Rafael Torres
Por las malas
Con la llegada del Año Nuevo, hacemos recuento de muchos de los curiosos fenómenos del antiguo que no han sobrevivido al cambio, y mira que estuvieron presentes en nuestra vida cotidiana con singular potencia. Por ejemplo, nadie se acuerda a día de hoy del apagón que nos dejó a oscuras el pasado mes de abril y que el Gobierno prometió explicar de modo pormenorizado ante la exigencia de una opinión pública que solicitaba una información seria, científica y sincera del fenómeno y que, a estas alturas y con el año vencido, se ha quedado con las ganas. El buen pueblo pide que le cuenten cosas, pero los que tienen que contar no cuentan nada, como pasa con la financiación de las comunidades autonómicas. Uno tiene que creerse por decreto que es maravillosa para todos, sin tener un dato que los demuestre ni un solo número que respalde la bondad y justicia del reparto.

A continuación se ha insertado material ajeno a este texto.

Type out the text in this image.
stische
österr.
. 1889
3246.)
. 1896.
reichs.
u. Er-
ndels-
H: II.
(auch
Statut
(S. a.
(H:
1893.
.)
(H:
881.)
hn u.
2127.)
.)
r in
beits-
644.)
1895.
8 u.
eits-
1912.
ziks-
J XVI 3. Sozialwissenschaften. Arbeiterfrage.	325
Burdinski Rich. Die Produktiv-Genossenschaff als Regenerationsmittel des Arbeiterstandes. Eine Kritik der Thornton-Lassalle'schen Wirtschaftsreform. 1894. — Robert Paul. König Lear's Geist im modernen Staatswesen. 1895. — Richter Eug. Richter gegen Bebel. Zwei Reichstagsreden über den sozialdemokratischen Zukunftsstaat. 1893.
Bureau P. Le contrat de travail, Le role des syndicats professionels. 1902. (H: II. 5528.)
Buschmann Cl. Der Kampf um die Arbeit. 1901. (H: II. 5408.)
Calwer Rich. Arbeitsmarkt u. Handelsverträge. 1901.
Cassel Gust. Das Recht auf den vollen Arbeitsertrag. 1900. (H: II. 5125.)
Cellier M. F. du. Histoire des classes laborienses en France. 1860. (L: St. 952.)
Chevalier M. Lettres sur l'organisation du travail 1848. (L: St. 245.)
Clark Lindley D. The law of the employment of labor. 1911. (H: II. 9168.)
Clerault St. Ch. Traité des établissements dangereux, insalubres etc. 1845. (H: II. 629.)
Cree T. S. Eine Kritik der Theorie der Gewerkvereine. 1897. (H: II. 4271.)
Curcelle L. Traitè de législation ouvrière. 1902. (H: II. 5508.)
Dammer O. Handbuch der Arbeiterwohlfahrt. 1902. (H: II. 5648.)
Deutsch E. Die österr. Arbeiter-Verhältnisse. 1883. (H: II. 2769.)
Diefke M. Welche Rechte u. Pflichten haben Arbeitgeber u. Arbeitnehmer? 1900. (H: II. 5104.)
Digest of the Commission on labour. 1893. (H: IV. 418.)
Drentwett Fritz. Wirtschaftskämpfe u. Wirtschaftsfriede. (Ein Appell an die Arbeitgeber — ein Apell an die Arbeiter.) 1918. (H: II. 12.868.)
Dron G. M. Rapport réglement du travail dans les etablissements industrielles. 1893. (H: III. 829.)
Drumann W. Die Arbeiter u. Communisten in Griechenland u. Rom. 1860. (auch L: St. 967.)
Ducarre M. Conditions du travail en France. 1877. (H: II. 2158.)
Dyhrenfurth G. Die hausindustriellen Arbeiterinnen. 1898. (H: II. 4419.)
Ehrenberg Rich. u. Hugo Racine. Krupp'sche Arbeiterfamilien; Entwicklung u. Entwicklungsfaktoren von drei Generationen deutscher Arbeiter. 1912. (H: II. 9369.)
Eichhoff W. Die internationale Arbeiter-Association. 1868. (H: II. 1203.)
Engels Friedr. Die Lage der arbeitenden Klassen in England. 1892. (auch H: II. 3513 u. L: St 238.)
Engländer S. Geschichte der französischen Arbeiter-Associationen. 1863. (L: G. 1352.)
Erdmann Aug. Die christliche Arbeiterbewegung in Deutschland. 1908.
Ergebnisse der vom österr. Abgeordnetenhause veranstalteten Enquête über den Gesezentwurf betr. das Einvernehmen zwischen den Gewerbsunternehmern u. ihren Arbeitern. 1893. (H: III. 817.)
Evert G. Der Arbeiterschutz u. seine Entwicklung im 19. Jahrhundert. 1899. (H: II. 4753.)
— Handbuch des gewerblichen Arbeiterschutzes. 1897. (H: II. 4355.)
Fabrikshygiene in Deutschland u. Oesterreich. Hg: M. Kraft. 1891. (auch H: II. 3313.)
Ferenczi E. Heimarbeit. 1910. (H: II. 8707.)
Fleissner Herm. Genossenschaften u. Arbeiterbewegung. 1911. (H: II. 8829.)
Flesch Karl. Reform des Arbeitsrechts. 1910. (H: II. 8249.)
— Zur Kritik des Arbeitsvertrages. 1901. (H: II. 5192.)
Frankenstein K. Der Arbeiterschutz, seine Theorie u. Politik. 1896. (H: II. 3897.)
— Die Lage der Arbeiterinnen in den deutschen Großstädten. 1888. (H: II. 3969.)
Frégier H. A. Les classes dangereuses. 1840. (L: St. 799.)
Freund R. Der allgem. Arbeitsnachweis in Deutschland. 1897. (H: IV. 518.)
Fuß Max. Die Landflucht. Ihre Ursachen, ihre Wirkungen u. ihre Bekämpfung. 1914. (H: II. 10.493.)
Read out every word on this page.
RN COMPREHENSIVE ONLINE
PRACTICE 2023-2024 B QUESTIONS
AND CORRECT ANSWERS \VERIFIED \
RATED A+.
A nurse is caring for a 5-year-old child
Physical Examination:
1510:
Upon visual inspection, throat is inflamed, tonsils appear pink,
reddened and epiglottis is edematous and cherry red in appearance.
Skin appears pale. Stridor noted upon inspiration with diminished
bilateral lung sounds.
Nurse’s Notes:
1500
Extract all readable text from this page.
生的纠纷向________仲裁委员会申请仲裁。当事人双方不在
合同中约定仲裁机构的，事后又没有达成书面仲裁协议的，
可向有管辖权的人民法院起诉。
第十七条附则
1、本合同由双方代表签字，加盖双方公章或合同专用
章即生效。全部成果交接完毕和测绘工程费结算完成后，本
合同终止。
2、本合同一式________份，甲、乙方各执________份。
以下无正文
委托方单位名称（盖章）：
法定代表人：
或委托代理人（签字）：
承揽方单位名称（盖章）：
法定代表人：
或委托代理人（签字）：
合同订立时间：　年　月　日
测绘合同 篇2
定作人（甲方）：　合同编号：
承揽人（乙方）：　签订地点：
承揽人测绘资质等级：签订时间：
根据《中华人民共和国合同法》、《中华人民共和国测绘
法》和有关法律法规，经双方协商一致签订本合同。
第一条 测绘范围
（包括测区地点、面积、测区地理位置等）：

El otro gran sueño evaporado como por ensalmo es el que corresponde a la película “El cautivo”, la cinta firmada por el joven genio Amenábar que, de obra maestra absoluta ha pasado en cuestión de unos meses al olvido más absoluto. La película ponía el acento en la condición sexual del escritor, y desarrollaba la parte de su existencia que el autor hubo de pasar preso en las cárceles de Argel, tras caer prisionera a bordo de una galera que lo traía a él y a su hermano Rodrigo desde Nápoles donde ambos habían vivido durante dos años. “El cautivo” recibió una catarata de elogios incluso disparatados, hasta que un veterano crítico cinematográfico pontificó que le parecía un desperdicio hacer una película basada en la posibilidad de que Cervantes fuera homosexual en lugar de basarla en la certeza de que es el más grande escritor de todos los tiempos en lengua castellana y explicar cómo también en presidio -esta vez en Sevilla- comenzó a tejer el argumento de su obra inmortal “Don Quijote de la Mancha”.
Que no volvamos a saber absolutamente nada de la película de Amenábar entra dentro de lo normal porque hace mucho que los grandes fenómenos artísticos y musicales son tan impactantes como pasajeros. Pero lo del apagón sigue pendiente. Y es hora de que nos lo expliquen.